Forget Jean Monnet. When it comes to naming founding fathers for the EU, the list should start with President Harry Truman.

The EU: Made in America (America is an engine of European integration, intentionally or not) is the title of an Economist piece a few years ago.

One American innovation from [20th-century America] receives [little] attention: the European Union.

The EU is an American creation, as much as a European one. In the middle of the 20th century, there were more European federalists in Washington than in Brussels. Senators bashed out resolutions declaring: “Congress favours the creation of a United States of Europe.” The Marshall Plan, a torrent of post-war funding for the crippled continent, came on the condition that European countries meld themselves together. George Kennan, an American diplomat, summed up American policy: “We hoped to force the Europeans to think like Europeans, and not like nationalists.” Forget Jean Monnet. When it comes to naming founding fathers for the EU, the list should start with President Harry Truman.

 … America has always been the secret ingredient of European integration. In the aftermath of the second world war, unifying Europe made sense for America. A divided continent could hardly resist Soviet domination. Nor would it be able to fix the “German problem” that had resulted in two wars in three decades. Instead, in a novel experiment by a victorious power, America opted to try to unite a traumatised continent, even though it could be a potential rival.

Skip forward 70 years and America is now a more subtle force for European unity. State-building can be a messy business, but American history provides one of the few guides for creating a continent-sized democracy. 

 … The EU still falls far short of the federal mini-me imagined by the likes of Marshall, Kennan and Truman.

  … On paper, America wants a more capable EU. In practice, it may find such a development unsettling.
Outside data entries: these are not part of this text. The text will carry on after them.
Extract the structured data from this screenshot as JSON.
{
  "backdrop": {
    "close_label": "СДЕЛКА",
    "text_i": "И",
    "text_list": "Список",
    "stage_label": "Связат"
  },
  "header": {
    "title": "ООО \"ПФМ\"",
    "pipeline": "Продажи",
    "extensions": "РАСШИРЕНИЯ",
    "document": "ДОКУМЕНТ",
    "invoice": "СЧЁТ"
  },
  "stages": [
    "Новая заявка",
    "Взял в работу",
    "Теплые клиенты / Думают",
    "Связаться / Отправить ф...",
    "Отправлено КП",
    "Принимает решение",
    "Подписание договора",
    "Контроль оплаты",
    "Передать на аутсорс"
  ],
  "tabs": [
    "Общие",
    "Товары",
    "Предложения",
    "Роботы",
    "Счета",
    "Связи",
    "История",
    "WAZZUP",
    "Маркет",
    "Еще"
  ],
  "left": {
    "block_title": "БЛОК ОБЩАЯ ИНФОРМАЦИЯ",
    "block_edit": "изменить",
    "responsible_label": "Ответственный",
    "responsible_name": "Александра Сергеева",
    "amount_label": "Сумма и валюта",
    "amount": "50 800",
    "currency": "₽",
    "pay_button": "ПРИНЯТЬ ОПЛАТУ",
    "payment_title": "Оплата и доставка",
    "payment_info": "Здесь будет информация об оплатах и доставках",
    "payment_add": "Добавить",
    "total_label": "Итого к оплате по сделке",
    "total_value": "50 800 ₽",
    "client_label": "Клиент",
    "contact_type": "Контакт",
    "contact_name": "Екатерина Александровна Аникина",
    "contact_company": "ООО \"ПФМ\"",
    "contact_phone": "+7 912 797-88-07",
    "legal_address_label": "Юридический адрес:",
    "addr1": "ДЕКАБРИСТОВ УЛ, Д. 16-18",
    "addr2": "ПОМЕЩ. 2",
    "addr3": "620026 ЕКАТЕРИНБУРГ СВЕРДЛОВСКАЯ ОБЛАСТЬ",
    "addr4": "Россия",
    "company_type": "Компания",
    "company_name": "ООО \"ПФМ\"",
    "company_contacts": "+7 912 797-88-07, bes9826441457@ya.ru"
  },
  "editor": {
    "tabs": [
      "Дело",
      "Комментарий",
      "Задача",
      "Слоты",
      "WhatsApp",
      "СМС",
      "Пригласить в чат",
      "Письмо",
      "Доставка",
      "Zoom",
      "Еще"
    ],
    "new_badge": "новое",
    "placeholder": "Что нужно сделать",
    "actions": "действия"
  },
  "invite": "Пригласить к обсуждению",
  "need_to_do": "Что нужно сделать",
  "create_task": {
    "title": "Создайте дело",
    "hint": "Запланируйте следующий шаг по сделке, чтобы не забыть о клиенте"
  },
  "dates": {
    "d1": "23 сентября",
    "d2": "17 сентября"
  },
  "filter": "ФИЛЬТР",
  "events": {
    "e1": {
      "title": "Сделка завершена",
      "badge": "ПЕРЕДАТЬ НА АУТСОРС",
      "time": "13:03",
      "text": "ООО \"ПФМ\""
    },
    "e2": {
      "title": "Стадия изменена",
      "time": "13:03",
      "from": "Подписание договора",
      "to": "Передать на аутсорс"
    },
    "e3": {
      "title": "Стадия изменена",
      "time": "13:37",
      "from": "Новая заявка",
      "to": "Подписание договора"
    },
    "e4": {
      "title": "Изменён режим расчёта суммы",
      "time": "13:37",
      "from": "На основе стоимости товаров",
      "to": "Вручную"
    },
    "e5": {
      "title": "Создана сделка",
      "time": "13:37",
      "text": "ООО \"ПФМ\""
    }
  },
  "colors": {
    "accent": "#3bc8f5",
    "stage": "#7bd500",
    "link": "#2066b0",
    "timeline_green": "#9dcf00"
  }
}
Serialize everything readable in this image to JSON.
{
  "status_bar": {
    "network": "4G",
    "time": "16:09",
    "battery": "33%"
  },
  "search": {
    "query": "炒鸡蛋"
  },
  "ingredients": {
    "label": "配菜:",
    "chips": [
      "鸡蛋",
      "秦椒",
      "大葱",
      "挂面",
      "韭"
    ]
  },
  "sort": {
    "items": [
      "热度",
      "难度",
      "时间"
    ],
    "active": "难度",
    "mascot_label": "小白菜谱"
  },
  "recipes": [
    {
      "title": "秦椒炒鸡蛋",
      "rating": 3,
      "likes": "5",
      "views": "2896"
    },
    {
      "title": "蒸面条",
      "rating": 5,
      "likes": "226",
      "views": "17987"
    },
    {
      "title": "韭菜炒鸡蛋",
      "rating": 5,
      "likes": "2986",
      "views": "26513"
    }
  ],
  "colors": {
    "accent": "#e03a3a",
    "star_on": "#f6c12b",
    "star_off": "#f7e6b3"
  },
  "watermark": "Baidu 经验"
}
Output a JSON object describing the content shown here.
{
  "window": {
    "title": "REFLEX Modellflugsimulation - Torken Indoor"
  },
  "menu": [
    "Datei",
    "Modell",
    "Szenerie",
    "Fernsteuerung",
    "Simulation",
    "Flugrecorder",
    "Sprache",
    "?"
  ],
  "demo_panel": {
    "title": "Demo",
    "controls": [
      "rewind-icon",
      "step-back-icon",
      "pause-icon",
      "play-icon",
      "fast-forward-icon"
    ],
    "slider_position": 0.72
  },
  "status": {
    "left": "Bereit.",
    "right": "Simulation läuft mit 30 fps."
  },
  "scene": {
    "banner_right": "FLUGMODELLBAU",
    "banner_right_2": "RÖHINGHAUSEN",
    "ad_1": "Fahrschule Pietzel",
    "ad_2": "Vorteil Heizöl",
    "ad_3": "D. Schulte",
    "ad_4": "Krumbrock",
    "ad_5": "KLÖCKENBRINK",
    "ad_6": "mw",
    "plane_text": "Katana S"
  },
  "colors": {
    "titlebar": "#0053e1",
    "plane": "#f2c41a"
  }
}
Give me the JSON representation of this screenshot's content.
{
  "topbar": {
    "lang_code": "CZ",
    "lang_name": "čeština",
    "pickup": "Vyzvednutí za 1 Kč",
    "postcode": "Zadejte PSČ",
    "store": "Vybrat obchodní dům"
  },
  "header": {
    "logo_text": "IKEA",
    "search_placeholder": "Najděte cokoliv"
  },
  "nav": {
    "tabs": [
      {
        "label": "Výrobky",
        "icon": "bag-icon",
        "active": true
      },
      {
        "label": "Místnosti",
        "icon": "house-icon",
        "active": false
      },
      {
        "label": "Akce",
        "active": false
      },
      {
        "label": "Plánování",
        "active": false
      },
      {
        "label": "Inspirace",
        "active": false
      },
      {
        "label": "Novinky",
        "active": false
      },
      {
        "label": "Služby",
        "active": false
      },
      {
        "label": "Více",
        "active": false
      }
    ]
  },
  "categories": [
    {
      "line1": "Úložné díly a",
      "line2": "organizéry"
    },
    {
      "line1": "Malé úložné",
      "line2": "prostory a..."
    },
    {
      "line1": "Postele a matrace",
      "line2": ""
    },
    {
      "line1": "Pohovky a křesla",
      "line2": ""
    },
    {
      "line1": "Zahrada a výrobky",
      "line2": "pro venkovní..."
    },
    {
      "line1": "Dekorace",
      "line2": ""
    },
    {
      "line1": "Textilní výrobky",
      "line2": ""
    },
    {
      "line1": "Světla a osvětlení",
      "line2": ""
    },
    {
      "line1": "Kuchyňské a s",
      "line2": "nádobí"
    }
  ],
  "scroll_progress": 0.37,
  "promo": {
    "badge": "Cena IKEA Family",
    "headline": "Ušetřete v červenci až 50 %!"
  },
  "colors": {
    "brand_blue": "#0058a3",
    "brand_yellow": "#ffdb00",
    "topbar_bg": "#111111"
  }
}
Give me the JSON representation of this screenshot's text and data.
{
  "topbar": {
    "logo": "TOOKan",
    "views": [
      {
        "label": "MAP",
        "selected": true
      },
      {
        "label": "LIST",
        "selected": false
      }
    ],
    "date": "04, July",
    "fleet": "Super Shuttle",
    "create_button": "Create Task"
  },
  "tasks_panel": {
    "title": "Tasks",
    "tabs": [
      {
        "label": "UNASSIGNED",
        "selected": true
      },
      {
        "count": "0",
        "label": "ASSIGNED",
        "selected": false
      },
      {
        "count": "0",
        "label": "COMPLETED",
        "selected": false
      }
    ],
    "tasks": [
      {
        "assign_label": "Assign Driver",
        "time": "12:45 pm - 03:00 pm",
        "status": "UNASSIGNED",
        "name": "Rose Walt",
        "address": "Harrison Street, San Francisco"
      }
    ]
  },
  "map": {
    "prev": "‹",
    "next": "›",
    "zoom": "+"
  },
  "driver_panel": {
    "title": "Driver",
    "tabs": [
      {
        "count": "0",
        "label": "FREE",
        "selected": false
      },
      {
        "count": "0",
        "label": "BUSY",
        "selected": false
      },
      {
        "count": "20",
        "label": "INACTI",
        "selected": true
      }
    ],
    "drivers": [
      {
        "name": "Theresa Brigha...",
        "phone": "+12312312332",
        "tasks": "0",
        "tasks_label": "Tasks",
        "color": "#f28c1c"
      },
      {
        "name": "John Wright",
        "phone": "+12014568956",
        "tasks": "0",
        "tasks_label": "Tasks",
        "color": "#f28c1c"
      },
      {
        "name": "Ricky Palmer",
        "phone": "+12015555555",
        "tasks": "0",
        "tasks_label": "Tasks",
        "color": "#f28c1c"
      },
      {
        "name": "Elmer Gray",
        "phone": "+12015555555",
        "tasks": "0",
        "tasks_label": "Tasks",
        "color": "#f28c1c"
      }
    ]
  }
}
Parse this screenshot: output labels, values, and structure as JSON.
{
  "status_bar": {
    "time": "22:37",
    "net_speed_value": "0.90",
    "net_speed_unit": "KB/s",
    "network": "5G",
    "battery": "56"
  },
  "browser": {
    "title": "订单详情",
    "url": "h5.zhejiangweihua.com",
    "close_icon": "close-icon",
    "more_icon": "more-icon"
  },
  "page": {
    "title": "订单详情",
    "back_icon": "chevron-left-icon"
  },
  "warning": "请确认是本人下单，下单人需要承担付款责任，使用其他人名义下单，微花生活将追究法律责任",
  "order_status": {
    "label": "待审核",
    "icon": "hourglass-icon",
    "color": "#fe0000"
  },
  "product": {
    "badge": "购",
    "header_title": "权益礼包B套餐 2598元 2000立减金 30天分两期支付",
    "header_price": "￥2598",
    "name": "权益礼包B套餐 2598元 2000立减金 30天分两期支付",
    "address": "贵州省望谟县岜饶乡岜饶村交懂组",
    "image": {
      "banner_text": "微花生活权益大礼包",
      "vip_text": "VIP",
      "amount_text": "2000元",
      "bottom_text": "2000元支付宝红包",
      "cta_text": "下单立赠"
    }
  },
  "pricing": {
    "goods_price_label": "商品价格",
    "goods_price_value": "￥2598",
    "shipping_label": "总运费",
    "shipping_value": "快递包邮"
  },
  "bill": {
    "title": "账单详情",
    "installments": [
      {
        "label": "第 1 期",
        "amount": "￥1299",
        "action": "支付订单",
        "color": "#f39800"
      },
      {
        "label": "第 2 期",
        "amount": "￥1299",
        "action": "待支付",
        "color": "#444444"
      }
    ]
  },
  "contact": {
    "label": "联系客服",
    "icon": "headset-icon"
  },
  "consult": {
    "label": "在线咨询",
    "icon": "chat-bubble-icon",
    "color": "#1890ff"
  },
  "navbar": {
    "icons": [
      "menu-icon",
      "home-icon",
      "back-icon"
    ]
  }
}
At the turn of the century, the euro was talked of as a rival to the dollar. The euro’s near-collapse a decade later put paid to that idea. A stable euro zone with the ability to issue collective debt at will would be a much stronger potential challenger to the dollar’s supremacy. Where the EU does have power, such as over competition policy or privacy rules, it has delighted in whacking American firms. Such areas are rare but becoming less so. A more unified EU is a more powerful one and, almost inherently, a more independent one. America may, with time, come to regret what it has wrought.